News and Opinion from Sisters, Oregon
San Miguel de Allende, Mexico - If you are one who cares about horses or, as in my case, embrace an unreasonable affinity for all things equine, sooner or later you are going to end up in Mexico. This is particularly true if you came of age in the buckaroo traditions, because caballeros from Spain and Mexico are the fathers of that Great Basin tradition.
I've wanted to visit San Miguel de Allende since the 1980s, when my granddad - old cuss that he was - was hired to train cutting horses for the wealthy owner of a fighting bull ranch here. That's when I first saw pictures of the old man riding in the charreada.
Charreada is the Mexican version of a rodeo, composed of nine events for men and one for women - a wild and synchronized affair known as Escaramuza - and the refined skill exhibited by Mexican charros probably has no peer anywhere in the world.
Which isn't to say our own fine cowboys and cowgirls can't give them a run for their money, but it is difficult to square off against vaqueros who cut their own strings and weave their own reatas one cowhide at a time, and who can burn the fat off an eight-plait braid when they dally around those whimsical Mexican saddlehorns.
You won't see that sort of thing at the NFR.
My wife and I were having dinner last night, serenaded by the bells from La Parroquia - a 17th-century baroque cathedral that dominates the central plaza -and we were discussing why it was, precisely, that I had such a burning desire to come down here and see all of this.
The answer remains elusive despite the obvious draws: First among them, a city that has emphasized community over corporations and therefore retained its small-town charm through episodes of growth.
There is the exquisite cuisine served up without any of the pretense that always seems to come with great food.
There is the vibrant arts scene that claims Frida Kahlo as its mother and is home to La Aurora, where original Dalis, Eschers, and Warhols hang in a converted 19th-century factory.
There are the tight cobblestone streets jammed with old-school mercados where everything from pewter cowboy boots to hand-crafted wool blankets with all natural dyes (alfalfa and marigold are typical) are offered for sale.
There is all of that, plus a mood and a world-view informed by the full spectrum of earthly colors and rooted beneath the crown of a central-highlands volcano, all set down in a climate so pleasant it was chosen by the ancients for the northernmost Meso-American pyramid.
But none of those delights really answer the question. I can't account for what motivates anybody to do what they do, sometimes even myself, except that I know this city and its inhabitants are rooted in the heart of Mexican horse culture - so much so that there is an annual (and, I'm told, besotted) blessing of the horses on the plaza in front of La Parroquia, when hundreds of horsemen, muleskinners, and donkey tamers converge on the plaza serenaded by mariachis and bandas rancheros.
Sadly, it's been hard to completely escape the occasional whiny American and the baggage of their first-world problems, which they like to haul around with them and put on display almost everywhere they go.

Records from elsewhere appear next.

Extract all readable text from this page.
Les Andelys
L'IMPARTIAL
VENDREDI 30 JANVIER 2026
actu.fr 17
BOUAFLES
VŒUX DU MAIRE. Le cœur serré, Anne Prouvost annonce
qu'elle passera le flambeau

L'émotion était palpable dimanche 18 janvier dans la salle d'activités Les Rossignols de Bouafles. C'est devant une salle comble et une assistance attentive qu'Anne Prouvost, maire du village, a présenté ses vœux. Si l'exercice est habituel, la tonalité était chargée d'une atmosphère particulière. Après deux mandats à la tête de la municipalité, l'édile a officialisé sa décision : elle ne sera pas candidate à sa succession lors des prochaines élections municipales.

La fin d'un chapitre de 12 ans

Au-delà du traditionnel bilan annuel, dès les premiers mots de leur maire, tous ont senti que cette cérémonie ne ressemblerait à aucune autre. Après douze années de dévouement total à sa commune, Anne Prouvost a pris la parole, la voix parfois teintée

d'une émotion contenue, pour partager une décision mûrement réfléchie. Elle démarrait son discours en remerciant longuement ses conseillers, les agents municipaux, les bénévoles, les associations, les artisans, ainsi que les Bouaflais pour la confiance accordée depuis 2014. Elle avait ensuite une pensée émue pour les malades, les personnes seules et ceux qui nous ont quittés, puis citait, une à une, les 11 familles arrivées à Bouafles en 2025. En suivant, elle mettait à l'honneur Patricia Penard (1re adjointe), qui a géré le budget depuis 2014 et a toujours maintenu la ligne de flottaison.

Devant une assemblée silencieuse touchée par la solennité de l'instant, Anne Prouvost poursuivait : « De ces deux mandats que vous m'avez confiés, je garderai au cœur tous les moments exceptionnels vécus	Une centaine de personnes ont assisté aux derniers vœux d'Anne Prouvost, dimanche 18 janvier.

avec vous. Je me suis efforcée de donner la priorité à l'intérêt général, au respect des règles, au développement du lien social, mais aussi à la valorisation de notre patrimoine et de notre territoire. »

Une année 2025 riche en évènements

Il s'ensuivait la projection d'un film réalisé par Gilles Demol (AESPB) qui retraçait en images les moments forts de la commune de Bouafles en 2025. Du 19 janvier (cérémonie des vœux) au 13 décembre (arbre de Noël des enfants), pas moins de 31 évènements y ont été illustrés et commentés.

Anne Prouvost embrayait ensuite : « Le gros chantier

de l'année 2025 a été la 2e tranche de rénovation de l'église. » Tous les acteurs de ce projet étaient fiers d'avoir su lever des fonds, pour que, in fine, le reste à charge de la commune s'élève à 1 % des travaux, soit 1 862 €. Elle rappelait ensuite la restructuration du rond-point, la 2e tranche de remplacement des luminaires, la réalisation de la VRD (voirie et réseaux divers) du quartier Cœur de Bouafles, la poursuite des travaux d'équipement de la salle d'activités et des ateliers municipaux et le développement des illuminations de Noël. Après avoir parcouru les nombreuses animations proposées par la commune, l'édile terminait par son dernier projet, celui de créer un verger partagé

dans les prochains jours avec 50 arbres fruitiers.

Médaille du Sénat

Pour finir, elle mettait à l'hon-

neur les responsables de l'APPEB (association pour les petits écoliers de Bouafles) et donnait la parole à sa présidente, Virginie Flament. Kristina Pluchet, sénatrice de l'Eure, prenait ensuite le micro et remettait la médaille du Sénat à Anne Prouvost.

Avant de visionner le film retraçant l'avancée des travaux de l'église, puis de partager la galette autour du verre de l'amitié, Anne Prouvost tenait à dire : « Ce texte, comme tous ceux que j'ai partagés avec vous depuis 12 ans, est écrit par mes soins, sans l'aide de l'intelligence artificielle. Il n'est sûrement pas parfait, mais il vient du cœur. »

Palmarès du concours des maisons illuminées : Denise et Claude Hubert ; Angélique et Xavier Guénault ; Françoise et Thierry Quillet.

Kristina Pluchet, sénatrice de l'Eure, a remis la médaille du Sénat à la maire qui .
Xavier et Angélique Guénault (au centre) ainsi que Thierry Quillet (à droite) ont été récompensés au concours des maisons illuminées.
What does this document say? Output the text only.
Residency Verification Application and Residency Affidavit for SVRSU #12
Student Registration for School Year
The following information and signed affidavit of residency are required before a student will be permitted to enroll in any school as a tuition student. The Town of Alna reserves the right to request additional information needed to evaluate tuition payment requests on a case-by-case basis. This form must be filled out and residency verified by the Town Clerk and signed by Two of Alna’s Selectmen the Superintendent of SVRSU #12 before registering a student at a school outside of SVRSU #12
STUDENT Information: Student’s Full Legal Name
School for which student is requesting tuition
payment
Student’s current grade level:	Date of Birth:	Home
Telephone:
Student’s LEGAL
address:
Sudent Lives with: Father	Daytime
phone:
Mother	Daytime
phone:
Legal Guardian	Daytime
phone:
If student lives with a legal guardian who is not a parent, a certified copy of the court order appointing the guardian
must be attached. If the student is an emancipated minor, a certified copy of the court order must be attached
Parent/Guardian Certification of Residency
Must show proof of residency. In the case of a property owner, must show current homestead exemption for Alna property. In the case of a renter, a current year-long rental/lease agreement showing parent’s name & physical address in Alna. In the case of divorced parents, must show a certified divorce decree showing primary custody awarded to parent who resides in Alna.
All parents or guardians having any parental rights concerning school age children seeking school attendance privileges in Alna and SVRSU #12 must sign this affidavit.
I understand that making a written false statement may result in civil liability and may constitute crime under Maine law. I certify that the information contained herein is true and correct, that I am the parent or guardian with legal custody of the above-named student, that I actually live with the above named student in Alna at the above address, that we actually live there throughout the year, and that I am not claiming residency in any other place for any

SMA is home to a host of American expats, some of whom we regrettably bumped into this morning at Benito Juarez Park while I was thumbing through a marvelous collection of photos from the Mexican Revolution era: action shots of Pancho Villa storming a train with his ragtag companeros, and marvelous still photos of grinning revolucionarios with rifles and fiddles posing in front of a dusty cantina.
The Americans were running about the park loudly declaiming their own heritage, which is I guess what expats do even when it makes them look ridiculous.
I found the diatribes jarring and embarrassing, and maybe even stupid, since travelling the world while bedecked in clothes and attitudes the average Mexican here will almost certainly never afford, doesn't have the effect they seem to think it does. Rather, it has a way of morphing the apologetic into the annoying, and the politically righteous into the pathetic - almost instantly.
Also, it's a truism that American expats of that sort can't handle Mexico in the end. Neal Cassady, hero of Kerouac's masterpiece "On the Road," was found dead here after a meth-fueled attempt to count every railroad tie between Celaya and San Miguel.
At any rate, I was informed this morning that most of the riders who come into town for the Perigranacion de los Caballos are quite smashed by the time they reach the plaza in front of the church, which I can only believe is an appropriate condition when lining up for the big ominous dominus - given that alcohol is a time-tested catalyst for wild leaps of faith.
It's probably no accident that not far from here, at Cañada de la Virgen, the ancient ones lived by a lunar calendar and sacrificed human beings to gain their own notion of a blessing from the heavens.
And yet, even as some questions must always remain unanswered, within minutes of arriving in San Miguel I made a serendipitous friend. Turns out he has horses. And tomorrow we ride.